Evaluate 2011 is not a mini-conference, but a "work"shop. Our goal is to improve the culture of experimental evaluation in our community. The participants of the workshop will author and publish a paper at a venue like the Communications of the ACM. That paper will make the case for good evaluations by presenting evaluation anti-patterns -- fallacies and pitfalls related to the experimental evaluation of systems and software.
We solicit submissions of short descriptions of anti-patterns related to aspects such as picking baselines, benchmarks or workloads, experimental context, metrics, bias, perturbation, or statistical methods. Each submission should describe a fallacy, preferably one the authors have made in their own past work. The submission should include a memorable title naming the fallacy, a concise description, the concrete example (including citations where possible) with potentially significant consequences, and a convincing motivation for why the example is important to be shared with the community. The entire submission has to be provided as a short text entered in the "abstract" field of the submission system.

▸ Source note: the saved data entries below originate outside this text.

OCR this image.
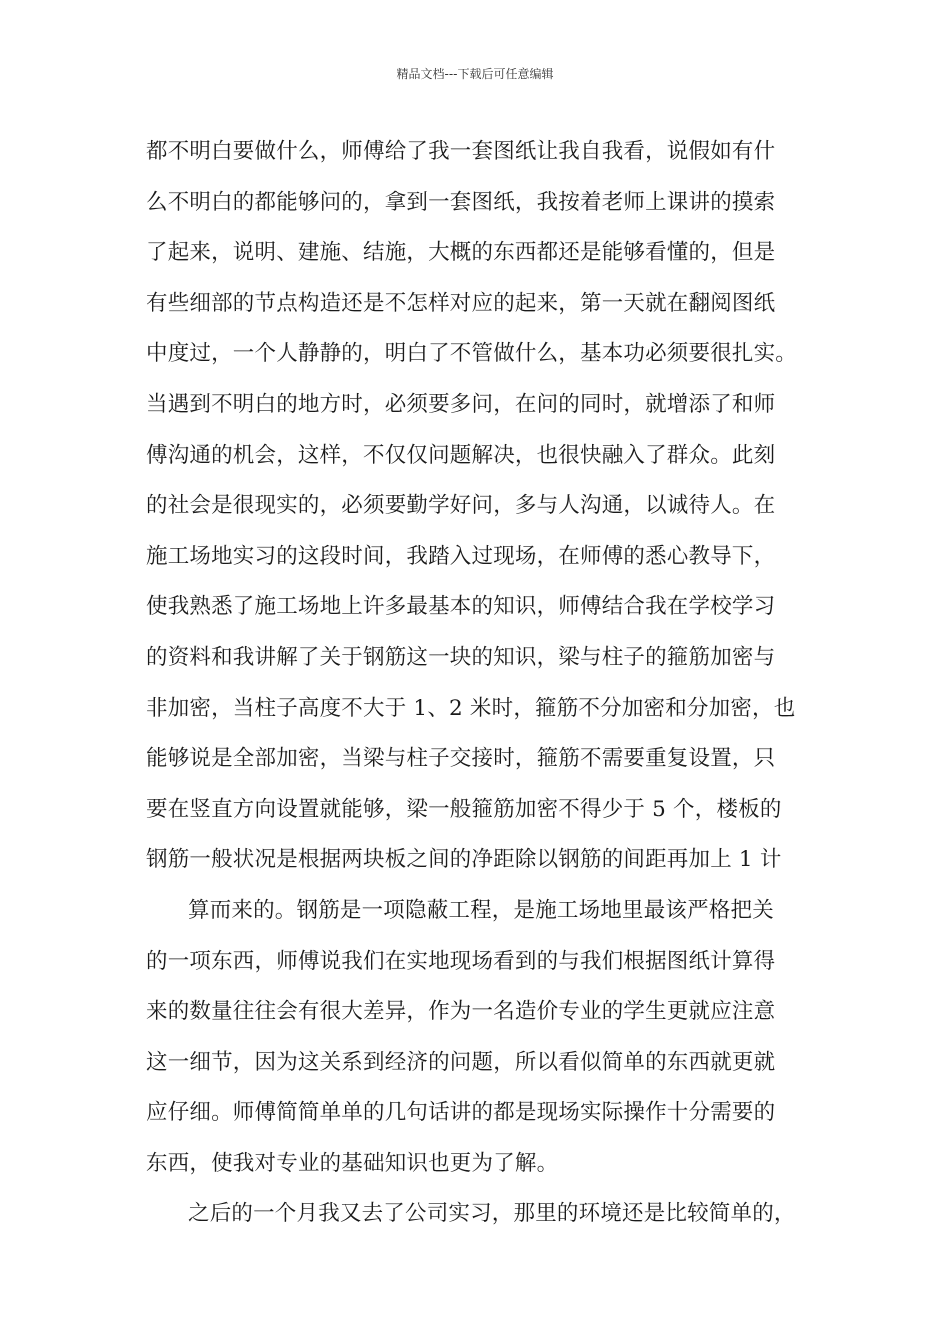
精品文档---下载后可任意编辑
都不明白要做什么，师傅给了我一套图纸让我自我看，说假如有什
么不明白的都能够问的，拿到一套图纸，我按着老师上课讲的摸索
了起来，说明、建施、结施，大概的东西都还是能够看懂的，但是
有些细部的节点构造还是不怎样对应的起来，第一天就在翻阅图纸
中度过，一个人静静的，明白了不管做什么，基本功必须要很扎实。
当遇到不明白的地方时，必须要多问，在问的同时，就增添了和师
傅沟通的机会，这样，不仅仅问题解决，也很快融入了群众。此刻
的社会是很现实的，必须要勤学好问，多与人沟通，以诚待人。在
施工场地实习的这段时间，我踏入过现场，在师傅的悉心教导下，
使我熟悉了施工场地上许多最基本的知识，师傅结合我在学校学习
的资料和我讲解了关于钢筋这一块的知识，梁与柱子的箍筋加密与
非加密，当柱子高度不大于 1、2 米时，箍筋不分加密和分加密，也
能够说是全部加密，当梁与柱子交接时，箍筋不需要重复设置，只
要在竖直方向设置就能够，梁一般箍筋加密不得少于 5 个，楼板的
钢筋一般状况是根据两块板之间的净距除以钢筋的间距再加上 1 计
算而来的。钢筋是一项隐蔽工程，是施工场地里最该严格把关
的一项东西，师傅说我们在实地现场看到的与我们根据图纸计算得
来的数量往往会有很大差异，作为一名造价专业的学生更就应注意
这一细节，因为这关系到经济的问题，所以看似简单的东西就更就
应仔细。师傅简简单单的几句话讲的都是现场实际操作十分需要的
东西，使我对专业的基础知识也更为了解。
之后的一个月我又去了公司实习，那里的环境还是比较简单的，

At the workshop, authors of accepted submissions will introduce their anti-pattern in a short presentation, and together, the workshop participants will structure, organize, and integrate the collected fallacies into a common document.

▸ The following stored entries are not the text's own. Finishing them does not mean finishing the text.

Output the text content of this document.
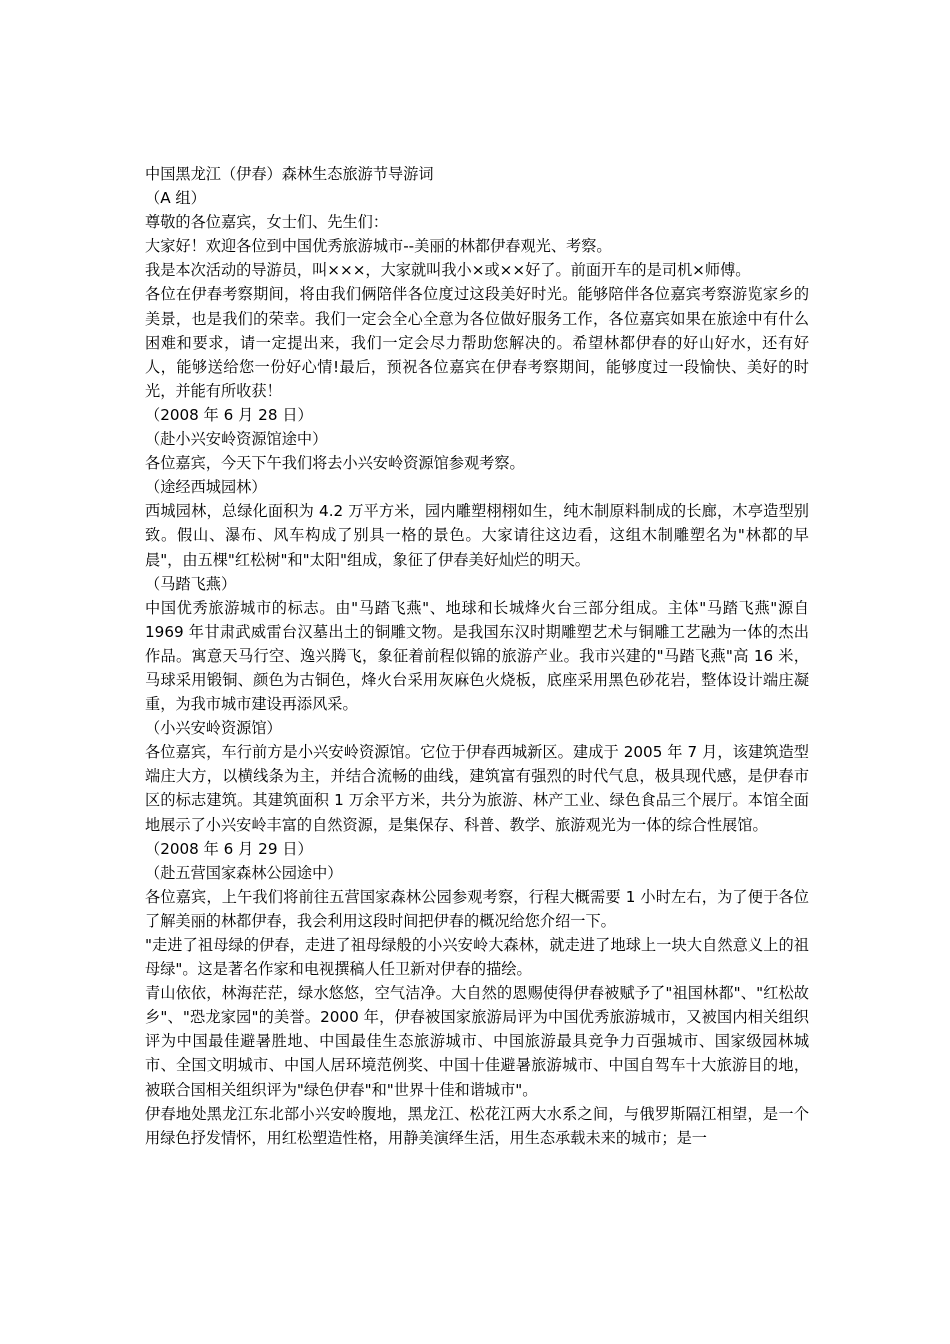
中国黑龙江（伊春）森林生态旅游节导游词
（A 组）
尊敬的各位嘉宾，女士们、先生们：
大家好！欢迎各位到中国优秀旅游城市--美丽的林都伊春观光、考察。
我是本次活动的导游员，叫×××，大家就叫我小×或××好了。前面开车的是司机×师傅。
各位在伊春考察期间，将由我们俩陪伴各位度过这段美好时光。能够陪伴各位嘉宾考察游览家乡的美景，也是我们的荣幸。我们一定会全心全意为各位做好服务工作，各位嘉宾如果在旅途中有什么困难和要求，请一定提出来，我们一定会尽力帮助您解决的。希望林都伊春的好山好水，还有好人，能够送给您一份好心情!最后，预祝各位嘉宾在伊春考察期间，能够度过一段愉快、美好的时光，并能有所收获！
（2008 年 6 月 28 日）
（赴小兴安岭资源馆途中）
各位嘉宾，今天下午我们将去小兴安岭资源馆参观考察。
（途经西城园林）
西城园林，总绿化面积为 4.2 万平方米，园内雕塑栩栩如生，纯木制原料制成的长廊，木亭造型别致。假山、瀑布、风车构成了别具一格的景色。大家请往这边看，这组木制雕塑名为"林都的早晨"，由五棵"红松树"和"太阳"组成，象征了伊春美好灿烂的明天。
（马踏飞燕）
中国优秀旅游城市的标志。由"马踏飞燕"、地球和长城烽火台三部分组成。主体"马踏飞燕"源自 1969 年甘肃武威雷台汉墓出土的铜雕文物。是我国东汉时期雕塑艺术与铜雕工艺融为一体的杰出作品。寓意天马行空、逸兴腾飞，象征着前程似锦的旅游产业。我市兴建的"马踏飞燕"高 16 米，马球采用锻铜、颜色为古铜色，烽火台采用灰麻色火烧板，底座采用黑色砂花岩，整体设计端庄凝重，为我市城市建设再添风采。
（小兴安岭资源馆）
各位嘉宾，车行前方是小兴安岭资源馆。它位于伊春西城新区。建成于 2005 年 7 月，该建筑造型端庄大方，以横线条为主，并结合流畅的曲线，建筑富有强烈的时代气息，极具现代感，是伊春市区的标志建筑。其建筑面积 1 万余平方米，共分为旅游、林产工业、绿色食品三个展厅。本馆全面地展示了小兴安岭丰富的自然资源，是集保存、科普、教学、旅游观光为一体的综合性展馆。
（2008 年 6 月 29 日）
（赴五营国家森林公园途中）
各位嘉宾，上午我们将前往五营国家森林公园参观考察，行程大概需要 1 小时左右，为了便于各位了解美丽的林都伊春，我会利用这段时间把伊春的概况给您介绍一下。
"走进了祖母绿的伊春，走进了祖母绿般的小兴安岭大森林，就走进了地球上一块大自然意义上的祖母绿"。这是著名作家和电视撰稿人任卫新对伊春的描绘。
青山依依，林海茫茫，绿水悠悠，空气洁净。大自然的恩赐使得伊春被赋予了"祖国林都"、"红松故乡"、"恐龙家园"的美誉。2000 年，伊春被国家旅游局评为中国优秀旅游城市，又被国内相关组织评为中国最佳避暑胜地、中国最佳生态旅游城市、中国旅游最具竞争力百强城市、国家级园林城市、全国文明城市、中国人居环境范例奖、中国十佳避暑旅游城市、中国自驾车十大旅游目的地，被联合国相关组织评为"绿色伊春"和"世界十佳和谐城市"。
伊春地处黑龙江东北部小兴安岭腹地，黑龙江、松花江两大水系之间，与俄罗斯隔江相望，是一个用绿色抒发情怀，用红松塑造性格，用静美演绎生活，用生态承载未来的城市；是一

Draft Title and Abstract of the Resulting Paper
Evaluation Anti-Patterns: A Guide to Bad Experimental Computer Science
Bad evaluations misdirect research and curtail creativity. A poorly performed but successfully published evaluation can encourage fruitless investigation of a flawed idea, while publication of flawed observation can discourage further exploration of an important area of research. In this paper we identify N common methodological pitfalls, including many we've fallen for ourselves. We argue that this exposure to methodological shortcomings is damaging our research. We claim that this reflects a lack of a well established culture of rigorous evaluation, and that this is due in part to the youth and dynamism of computer science, which work against the establishment of sound methodological norms. We challenge researchers to reconsider the importance of rigorous evaluation, and suggest that a critical reappraisal may lead to more productive and more creative computer science research.
Please submit your contribution in the form of just a short textual "abstract" on the Evaluate 2011 Easy Chair site.
Evaluate 2011 is the second workshop of the Evaluate workshop series. The first Evaluate workshop, Evaluate 2010, was held at SPLASH/OOPSLA 2010 in Reno/Tahoe, Nevada, USA.